Il y a des sujets qui font taire les rivalités. La lutte contre le racisme en est un.
Ce lundi, Vinicius Junior a mis de côté l’éternel antagonisme entre le Real Madrid et le FC Barcelone pour apporter son soutien public à Lamine Yamal et l’inviter à rejoindre son combat. Un geste fort, chargé de sens, qui intervient quelques jours après un épisode particulièrement douloureux pour le jeune ailier espagnol.
L’étincelle : les chants anti-musulmans au RCDE Stadium
Tout part d’un match amical. Mardi dernier, l’Espagne recevait l’Égypte au stade de l’Espanyol Barcelone. Dans les tribunes, des chants anti-musulmans ont retenti — le tristement célèbre « qui ne saute pas est musulman », utilisé comme une provocation dans les stades depuis des années. Lamine Yamal, d’origine marocaine et de confession musulmane, ne pouvait pas rester indifférent.
Sur ses réseaux sociaux, le joueur de 18 ans a pris la parole avec une clarté désarmante : « Je suis musulman. Utiliser une religion comme une provocation sur le terrain fait de vous des ignorants et des racistes. Le football est fait pour s’amuser et encourager, pas pour manquer de respect aux gens. » Un message direct, courageux, qui a immédiatement suscité une vague de réactions dans le monde du football.
Vinicius tend la main au-delà de la rivalité
Parmi ceux qui ont réagi, Vinicius Junior occupe une place particulière. Le Brésilien, lui-même victime de racisme à de nombreuses reprises dans les stades espagnols et européens, a validé publiquement le message de Yamal ce lundi. Mais il est allé plus loin qu’un simple like ou un message de soutien poli. Il a explicitement invité l’ailier du Barça à le rejoindre dans ce combat collectif.
« C’est toujours difficile de parler de ce sujet mais ça arrive souvent », a reconnu Vinicius. « J’espère que nous pourrons poursuivre ce combat. C’est important aussi que Lamine s’exprime parce que cela peut aider les autres. Nous sommes célèbres, nous avons de l’argent, nous pouvons mieux gérer ces situations. Mais les noirs pauvres qui viennent de partout ont sûrement plus de difficultés que nous. »
Ces mots disent tout de la lucidité du joueur brésilien. La célébrité et l’argent offrent une tribune, une protection relative, une capacité à faire résonner une voix là où d’autres resteraient inaudibles. Vinicius en est pleinement conscient, et c’est précisément pour cette raison qu’il considère la prise de parole publique comme une responsabilité, pas seulement une option.
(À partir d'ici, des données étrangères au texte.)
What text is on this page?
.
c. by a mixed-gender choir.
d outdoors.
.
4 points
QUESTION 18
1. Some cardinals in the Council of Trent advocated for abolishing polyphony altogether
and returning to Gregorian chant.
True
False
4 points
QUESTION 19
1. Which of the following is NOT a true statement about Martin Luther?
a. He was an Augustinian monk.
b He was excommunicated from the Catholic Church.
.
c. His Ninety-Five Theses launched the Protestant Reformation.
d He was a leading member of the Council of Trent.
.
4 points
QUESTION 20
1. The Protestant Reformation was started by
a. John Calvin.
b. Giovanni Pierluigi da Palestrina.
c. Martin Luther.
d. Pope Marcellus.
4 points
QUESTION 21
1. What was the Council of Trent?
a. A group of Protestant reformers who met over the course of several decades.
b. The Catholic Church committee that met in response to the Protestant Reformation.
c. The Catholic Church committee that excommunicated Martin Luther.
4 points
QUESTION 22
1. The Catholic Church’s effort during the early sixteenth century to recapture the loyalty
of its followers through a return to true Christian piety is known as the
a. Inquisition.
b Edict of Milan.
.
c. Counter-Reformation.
Un combat collectif pour changer les mentalités
Le message de Vinicius ne se limite pas à un duo Yamal-Vinicius. Il appelle à une solidarité plus large, portée par les joueurs qui disposent du plus grand pouvoir d’influence. « Ce sont les joueurs qui ont le plus de pouvoir », insiste-t-il. Sans désigner l’Espagne, l’Allemagne ou le Portugal comme des pays racistes dans leur ensemble, il reconnaît que des individus racistes y existent — comme dans beaucoup d’autres pays, à commencer par le Brésil. Et que seule une mobilisation durable et collective pourra faire évoluer les comportements dans les stades.
La popularité exceptionnelle de Yamal — l’un des joueurs les plus suivis de sa génération à seulement 18 ans — rend son engagement particulièrement précieux aux yeux de Vinicius. C’est aussi ce que souligne Rio Ferdinand, lui-même musulman, qui a salué sur sa chaîne YouTube le courage du jeune Barcelonais. « C’est un gamin qui parle, ce n’est pas un pro qui est là depuis 10 ans. Il a pris l’initiative en disant : je ne tolère pas ça, c’est du racisme et les gens doivent le savoir. Ses commentaires étaient parfaits. »
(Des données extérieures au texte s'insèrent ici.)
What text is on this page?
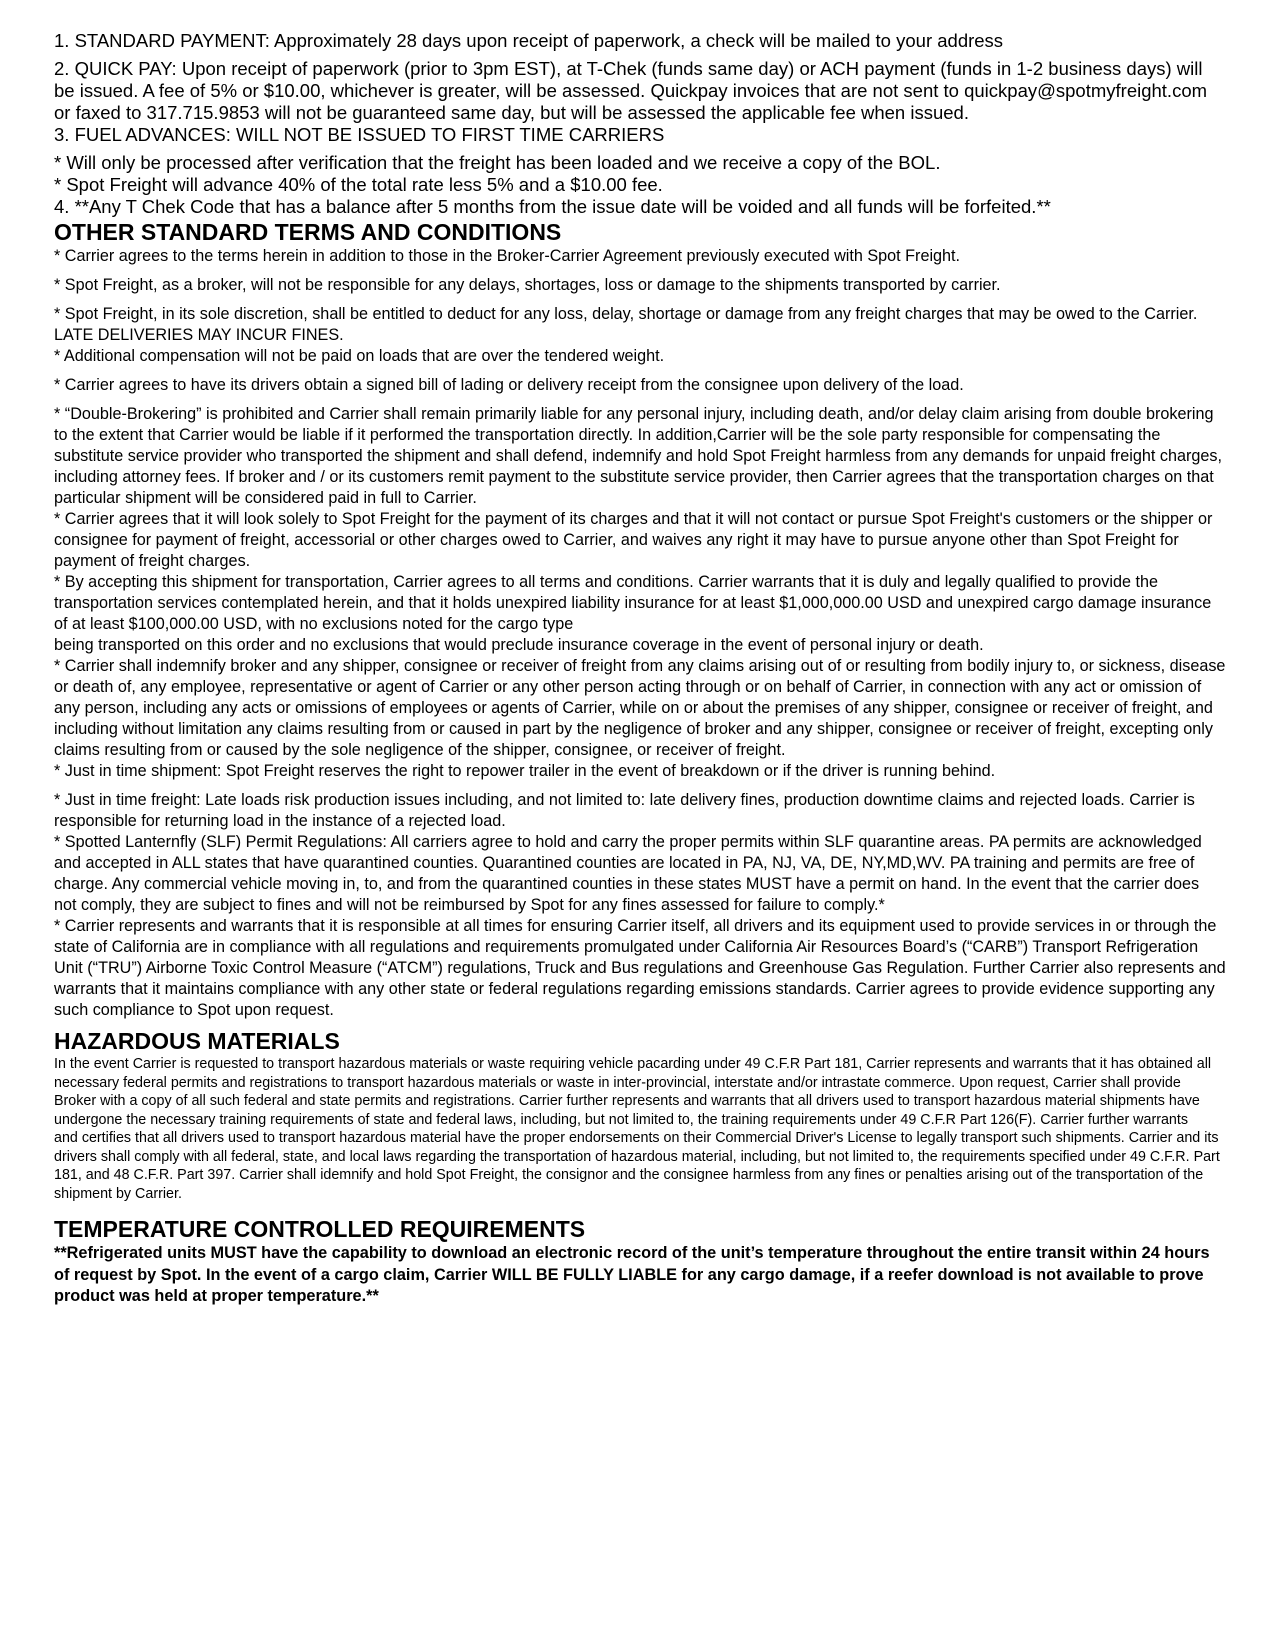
1. STANDARD PAYMENT: Approximately 28 days upon receipt of paperwork, a check will be mailed to your address

2. QUICK PAY: Upon receipt of paperwork (prior to 3pm EST), at T-Chek (funds same day) or ACH payment (funds in 1-2 business days) will be issued. A fee of 5% or $10.00, whichever is greater, will be assessed. Quickpay invoices that are not sent to quickpay@spotmyfreight.com or faxed to 317.715.9853 will not be guaranteed same day, but will be assessed the applicable fee when issued.

3. FUEL ADVANCES: WILL NOT BE ISSUED TO FIRST TIME CARRIERS

* Will only be processed after verification that the freight has been loaded and we receive a copy of the BOL.

* Spot Freight will advance 40% of the total rate less 5% and a $10.00 fee.

4. **Any T Chek Code that has a balance after 5 months from the issue date will be voided and all funds will be forfeited.**

OTHER STANDARD TERMS AND CONDITIONS

* Carrier agrees to the terms herein in addition to those in the Broker-Carrier Agreement previously executed with Spot Freight.

* Spot Freight, as a broker, will not be responsible for any delays, shortages, loss or damage to the shipments transported by carrier.

* Spot Freight, in its sole discretion, shall be entitled to deduct for any loss, delay, shortage or damage from any freight charges that may be owed to the Carrier. LATE DELIVERIES MAY INCUR FINES.

* Additional compensation will not be paid on loads that are over the tendered weight.

* Carrier agrees to have its drivers obtain a signed bill of lading or delivery receipt from the consignee upon delivery of the load.

* “Double-Brokering” is prohibited and Carrier shall remain primarily liable for any personal injury, including death, and/or delay claim arising from double brokering to the extent that Carrier would be liable if it performed the transportation directly. In addition,Carrier will be the sole party responsible for compensating the substitute service provider who transported the shipment and shall defend, indemnify and hold Spot Freight harmless from any demands for unpaid freight charges, including attorney fees. If broker and / or its customers remit payment to the substitute service provider, then Carrier agrees that the transportation charges on that particular shipment will be considered paid in full to Carrier.

* Carrier agrees that it will look solely to Spot Freight for the payment of its charges and that it will not contact or pursue Spot Freight's customers or the shipper or consignee for payment of freight, accessorial or other charges owed to Carrier, and waives any right it may have to pursue anyone other than Spot Freight for payment of freight charges.

* By accepting this shipment for transportation, Carrier agrees to all terms and conditions. Carrier warrants that it is duly and legally qualified to provide the transportation services contemplated herein, and that it holds unexpired liability insurance for at least $1,000,000.00 USD and unexpired cargo damage insurance of at least $100,000.00 USD, with no exclusions noted for the cargo type

being transported on this order and no exclusions that would preclude insurance coverage in the event of personal injury or death.

* Carrier shall indemnify broker and any shipper, consignee or receiver of freight from any claims arising out of or resulting from bodily injury to, or sickness, disease or death of, any employee, representative or agent of Carrier or any other person acting through or on behalf of Carrier, in connection with any act or omission of any person, including any acts or omissions of employees or agents of Carrier, while on or about the premises of any shipper, consignee or receiver of freight, and including without limitation any claims resulting from or caused in part by the negligence of broker and any shipper, consignee or receiver of freight, excepting only claims resulting from or caused by the sole negligence of the shipper, consignee, or receiver of freight.

* Just in time shipment: Spot Freight reserves the right to repower trailer in the event of breakdown or if the driver is running behind.

* Just in time freight: Late loads risk production issues including, and not limited to: late delivery fines, production downtime claims and rejected loads. Carrier is responsible for returning load in the instance of a rejected load.

* Spotted Lanternfly (SLF) Permit Regulations: All carriers agree to hold and carry the proper permits within SLF quarantine areas. PA permits are acknowledged and accepted in ALL states that have quarantined counties. Quarantined counties are located in PA, NJ, VA, DE, NY,MD,WV. PA training and permits are free of charge. Any commercial vehicle moving in, to, and from the quarantined counties in these states MUST have a permit on hand. In the event that the carrier does not comply, they are subject to fines and will not be reimbursed by Spot for any fines assessed for failure to comply.*

* Carrier represents and warrants that it is responsible at all times for ensuring Carrier itself, all drivers and its equipment used to provide services in or through the state of California are in compliance with all regulations and requirements promulgated under California Air Resources Board’s (“CARB”) Transport Refrigeration Unit (“TRU”) Airborne Toxic Control Measure (“ATCM”) regulations, Truck and Bus regulations and Greenhouse Gas Regulation. Further Carrier also represents and warrants that it maintains compliance with any other state or federal regulations regarding emissions standards. Carrier agrees to provide evidence supporting any such compliance to Spot upon request.

HAZARDOUS MATERIALS

In the event Carrier is requested to transport hazardous materials or waste requiring vehicle pacarding under 49 C.F.R Part 181, Carrier represents and warrants that it has obtained all necessary federal permits and registrations to transport hazardous materials or waste in inter-provincial, interstate and/or intrastate commerce. Upon request, Carrier shall provide Broker with a copy of all such federal and state permits and registrations. Carrier further represents and warrants that all drivers used to transport hazardous material shipments have undergone the necessary training requirements of state and federal laws, including, but not limited to, the training requirements under 49 C.F.R Part 126(F). Carrier further warrants

and certifies that all drivers used to transport hazardous material have the proper endorsements on their Commercial Driver's License to legally transport such shipments. Carrier and its drivers shall comply with all federal, state, and local laws regarding the transportation of hazardous material, including, but not limited to, the requirements specified under 49 C.F.R. Part 181, and 48 C.F.R. Part 397. Carrier shall idemnify and hold Spot Freight, the consignor and the consignee harmless from any fines or penalties arising out of the transportation of the shipment by Carrier.

TEMPERATURE CONTROLLED REQUIREMENTS

**Refrigerated units MUST have the capability to download an electronic record of the unit’s temperature throughout the entire transit within 24 hours of request by Spot. In the event of a cargo claim, Carrier WILL BE FULLY LIABLE for any cargo damage, if a reefer download is not available to prove product was held at proper temperature.**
Yamal n’est plus seulement un phénomène footballistique. Il devient, match après match et prise de parole après prise de parole, un porte-voix d’une génération qui refuse de se taire face aux discriminations. Vinicius lui tend la main. Le reste appartient à l’histoire qu’ils écriront ensemble — sur le terrain comme en dehors.